新聘教師候選人演講公告 4月20日(五) 15：30 Circulation and dynamics on the northeastern Chukchi Sea Shelf, Arctic Ocean. Dr. Ying-Chih Fang (University of Alaska Fairbanks)
講者：Dr. Ying-Chih Fang (University of Alaska Fairbanks)
題目：Circulation and dynamics on the northeastern Chukchi Sea Shelf, Arctic Ocean.
Circulation on the northeastern Chukchi Sea shelf is largely dominated by the poleward pressure gradient between the Pacific and Arctic Oceans. Local winds modulate the upper ocean and can rapidly alter the flow field. Present understanding of the circulation is largely based on subsurface measurements, but until recently the response of near-surface currents to the slowly-varying, secular pressure gradient and rapidly-varying local winds had not been addressed. I analyzed surface current data, extending ~150 km offshore, collected from shore-based high-frequency radar systems (HFR) during the open water season. I found three wind-induced circulation regimes. Two of these are related to strong northeasterly winds when wind speeds approach or exceed 6 m s-1, and the third results from infrequent northwesterly winds at >6 m s-1. I also found two dynamically different regions separated along ~71.5°N. North of 71.5°N the water column is strongly stratified due to cold and dilute ice meltwaters, whereas the water column to the south is much less stratified.
These differences are reflected in the current response to the winds.
For subsurface currents, I investigated the circulation around Hanna Shoal and analyzed 23 moorings spanning the northeastern Chukchi Sea shelf. The circulation is fundamentally influenced by the distribution of late summer sea ice. North of the Shoal there is a zonal gradient in the thermohaline and flow fields. The eastern side of the Shoal is strongly stratified year-round and vertically sheared, unlike the western side where the flow is steadily northeastward over the entire water column. Dense bottom waters flow clockwise around Hanna Shoal, but zonal convergence is found in the upper water column north of the Shoal. In winter, a seasonally-varying along-isobath density gradient develops that implies cross-isobath flow along the bottom. Both features indicate that shelf-basin exchange may occur north of Hanna Shoal. Additionally, a topographic wave mode is found along the eastern flank of the Shoal. The importance of the wave to the local environment is under investigation.
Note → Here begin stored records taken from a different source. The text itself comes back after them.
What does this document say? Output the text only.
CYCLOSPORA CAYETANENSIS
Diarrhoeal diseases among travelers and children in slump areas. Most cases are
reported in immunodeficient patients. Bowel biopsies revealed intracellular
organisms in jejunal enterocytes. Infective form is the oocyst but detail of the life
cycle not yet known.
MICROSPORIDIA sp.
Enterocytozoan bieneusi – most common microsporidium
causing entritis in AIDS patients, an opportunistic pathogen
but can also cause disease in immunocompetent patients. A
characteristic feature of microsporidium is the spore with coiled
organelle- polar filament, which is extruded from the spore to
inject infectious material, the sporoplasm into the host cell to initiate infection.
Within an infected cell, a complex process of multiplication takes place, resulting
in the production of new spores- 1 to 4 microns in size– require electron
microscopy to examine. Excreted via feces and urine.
So far, my research focuses on low-frequency flows and still leaves questions about observed higher frequency phenomena. These topics are substantial for understanding how the polar shelf is impacted under continuing greenhouse gas-driven warming and how Pacific-origin waters are modified before they enter the Arctic Ocean. These efforts, together with my expertise using HFR to study the regional oceanography around Taiwan, would bring new opportunities for our students and promote international influence for the institute.